Worcester, MA has been an epicenter for New England heavy music because of location and venues/promoters willing to keep the scene alive – infusing the city with vitality as its varied musicians love punk, metal, and hardcore. High Command call Worcester home – together since 2016 and quickly making a name for themselves for a potent crossover brand of thrash. They’ve released a demo and EP in a short time, setting the stage for their debut full-length Beyond the Wall of Desolation – an eight-song affair bursting with primal rage channeled in a cohesive musical cocktail sure to find favor for those into straight-ahead spitfire hardcore-infused thrash.
Scathing and scorching tend to be adjectives thrown about when taking in High Command – and that’s not far off from the truth. They lob catchy riff/tempo combinations at varying paces, mostly mid-paced to slightly faster in versatility but their sonic punch and attitude carries over from any angle. Check into “Merciless Steel” for a song that takes the early spirit of Metallica and D.R.I., adds in the impassioned blood curdling rasp of Kevin Fitzgerald and you’ll succumb to the ‘sentencing of the pit’ even through the stop/start transitions, bluesy lead salvos, and savage mid-tempo slamming segment around the 2:40 mark. “Devoid of Reality” at 8:37 is the longest cut, an epic containing horror/sci-fi-like narrative parts, equally ambient/tribal nuances, and this overwhelming sense of evil lurking in the shadows as the arrangement picks up – the guitars chugging at mid-pace, while the doom-oriented closing includes proper piano placement to heighten the looming despair. This material has beer-soaked textures – you can feel the smoke and warmth of the amps, the screams, guitar tones, natural bass and drum measures kept intact for as close to a live experience as one could hope for from a studio record. Favorites change by the day – when this scribe needs that energy pick me up, “Inexorable Darkness” quenches that need, but there’s something equally captivating about the South of Heaven-esque proclivities “Visions from the Blade” bleeds forth.
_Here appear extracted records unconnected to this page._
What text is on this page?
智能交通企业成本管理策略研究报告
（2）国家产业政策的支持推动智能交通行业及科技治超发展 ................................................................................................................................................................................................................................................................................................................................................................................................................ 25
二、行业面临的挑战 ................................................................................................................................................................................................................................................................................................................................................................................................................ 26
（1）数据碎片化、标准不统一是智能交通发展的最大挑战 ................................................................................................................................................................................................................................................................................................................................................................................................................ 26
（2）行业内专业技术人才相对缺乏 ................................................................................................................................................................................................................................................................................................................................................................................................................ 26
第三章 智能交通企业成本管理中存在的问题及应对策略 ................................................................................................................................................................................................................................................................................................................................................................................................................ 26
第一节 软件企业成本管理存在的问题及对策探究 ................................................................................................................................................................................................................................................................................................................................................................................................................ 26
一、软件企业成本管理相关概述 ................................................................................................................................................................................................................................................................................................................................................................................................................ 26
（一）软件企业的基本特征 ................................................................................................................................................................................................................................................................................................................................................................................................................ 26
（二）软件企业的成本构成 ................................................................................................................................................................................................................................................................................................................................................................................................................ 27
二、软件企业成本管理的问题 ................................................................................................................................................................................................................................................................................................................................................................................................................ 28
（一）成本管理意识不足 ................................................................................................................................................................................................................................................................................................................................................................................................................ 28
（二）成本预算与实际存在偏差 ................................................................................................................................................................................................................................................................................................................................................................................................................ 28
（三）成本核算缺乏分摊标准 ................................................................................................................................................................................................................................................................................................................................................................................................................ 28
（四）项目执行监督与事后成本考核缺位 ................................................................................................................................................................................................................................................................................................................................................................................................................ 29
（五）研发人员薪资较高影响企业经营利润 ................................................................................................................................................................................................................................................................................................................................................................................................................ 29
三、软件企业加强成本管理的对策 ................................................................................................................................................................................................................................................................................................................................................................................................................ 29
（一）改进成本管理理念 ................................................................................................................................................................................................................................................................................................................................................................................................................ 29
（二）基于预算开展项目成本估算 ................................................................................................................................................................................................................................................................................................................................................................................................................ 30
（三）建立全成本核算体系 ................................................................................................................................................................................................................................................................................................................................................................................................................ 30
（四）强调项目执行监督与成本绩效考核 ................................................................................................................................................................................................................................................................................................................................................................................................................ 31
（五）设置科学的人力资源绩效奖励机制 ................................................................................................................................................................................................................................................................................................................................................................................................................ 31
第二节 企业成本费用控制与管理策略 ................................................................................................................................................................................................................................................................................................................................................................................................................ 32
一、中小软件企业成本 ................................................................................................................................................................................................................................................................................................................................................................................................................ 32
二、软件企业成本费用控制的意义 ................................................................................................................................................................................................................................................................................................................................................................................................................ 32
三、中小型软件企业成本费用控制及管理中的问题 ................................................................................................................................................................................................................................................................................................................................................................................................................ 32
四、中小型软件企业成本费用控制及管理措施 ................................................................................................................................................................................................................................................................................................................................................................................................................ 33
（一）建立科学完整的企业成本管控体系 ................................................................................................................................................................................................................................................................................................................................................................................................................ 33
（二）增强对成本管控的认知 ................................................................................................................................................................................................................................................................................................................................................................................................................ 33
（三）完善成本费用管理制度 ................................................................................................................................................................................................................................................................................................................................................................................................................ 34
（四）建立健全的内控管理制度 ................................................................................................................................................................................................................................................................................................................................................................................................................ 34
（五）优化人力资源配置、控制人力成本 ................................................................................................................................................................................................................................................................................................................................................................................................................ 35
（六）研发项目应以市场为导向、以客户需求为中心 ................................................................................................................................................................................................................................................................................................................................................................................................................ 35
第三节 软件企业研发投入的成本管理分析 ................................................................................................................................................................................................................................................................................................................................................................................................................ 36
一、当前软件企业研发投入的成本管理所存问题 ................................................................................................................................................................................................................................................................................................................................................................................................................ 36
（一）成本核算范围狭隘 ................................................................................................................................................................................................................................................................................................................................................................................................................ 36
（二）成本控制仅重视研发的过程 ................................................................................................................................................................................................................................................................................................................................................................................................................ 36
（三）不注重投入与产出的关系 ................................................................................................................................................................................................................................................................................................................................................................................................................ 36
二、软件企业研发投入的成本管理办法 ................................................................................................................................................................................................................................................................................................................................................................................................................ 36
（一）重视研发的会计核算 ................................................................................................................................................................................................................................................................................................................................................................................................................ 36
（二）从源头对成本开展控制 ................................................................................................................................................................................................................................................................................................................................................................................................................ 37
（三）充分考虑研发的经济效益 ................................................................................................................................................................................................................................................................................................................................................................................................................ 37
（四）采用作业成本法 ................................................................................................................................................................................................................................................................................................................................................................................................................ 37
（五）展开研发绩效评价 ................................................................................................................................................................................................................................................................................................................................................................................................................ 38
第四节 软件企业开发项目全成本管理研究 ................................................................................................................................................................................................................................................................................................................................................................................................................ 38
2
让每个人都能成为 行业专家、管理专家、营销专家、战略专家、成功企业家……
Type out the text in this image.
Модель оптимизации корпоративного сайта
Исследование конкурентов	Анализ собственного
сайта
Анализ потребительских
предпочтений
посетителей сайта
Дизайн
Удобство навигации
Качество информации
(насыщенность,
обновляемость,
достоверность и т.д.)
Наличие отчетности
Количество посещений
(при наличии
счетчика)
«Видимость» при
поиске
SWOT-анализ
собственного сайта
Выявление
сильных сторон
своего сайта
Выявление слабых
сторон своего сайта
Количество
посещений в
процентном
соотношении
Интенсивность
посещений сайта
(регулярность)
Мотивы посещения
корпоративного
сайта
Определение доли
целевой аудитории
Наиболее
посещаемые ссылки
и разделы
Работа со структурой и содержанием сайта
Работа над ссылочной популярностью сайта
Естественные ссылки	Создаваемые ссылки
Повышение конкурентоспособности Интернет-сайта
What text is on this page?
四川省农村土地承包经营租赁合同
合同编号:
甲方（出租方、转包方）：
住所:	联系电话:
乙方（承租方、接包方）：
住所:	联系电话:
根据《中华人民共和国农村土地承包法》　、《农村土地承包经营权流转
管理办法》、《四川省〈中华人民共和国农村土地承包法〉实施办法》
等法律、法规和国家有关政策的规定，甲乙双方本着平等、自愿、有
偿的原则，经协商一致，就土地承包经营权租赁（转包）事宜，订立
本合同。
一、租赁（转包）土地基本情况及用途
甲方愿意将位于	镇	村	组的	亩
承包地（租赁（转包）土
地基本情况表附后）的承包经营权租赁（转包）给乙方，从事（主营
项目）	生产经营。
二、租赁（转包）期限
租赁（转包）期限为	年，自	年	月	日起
Many outside the New England community will probably place High Command as a direct descendant to Power Trip with their purity of hardcore/thrash intentions, but to these ears there’s a bit of that blue-collar Worcester angst and attitude that keeps the band in a little bit of their own lane. Which makes Beyond the Wall of Desolation ideal for those who love both genres – and hopefully will allow High Command to gain a wider following for this packs a sonic wallop that won’t be forgotten anytime soon.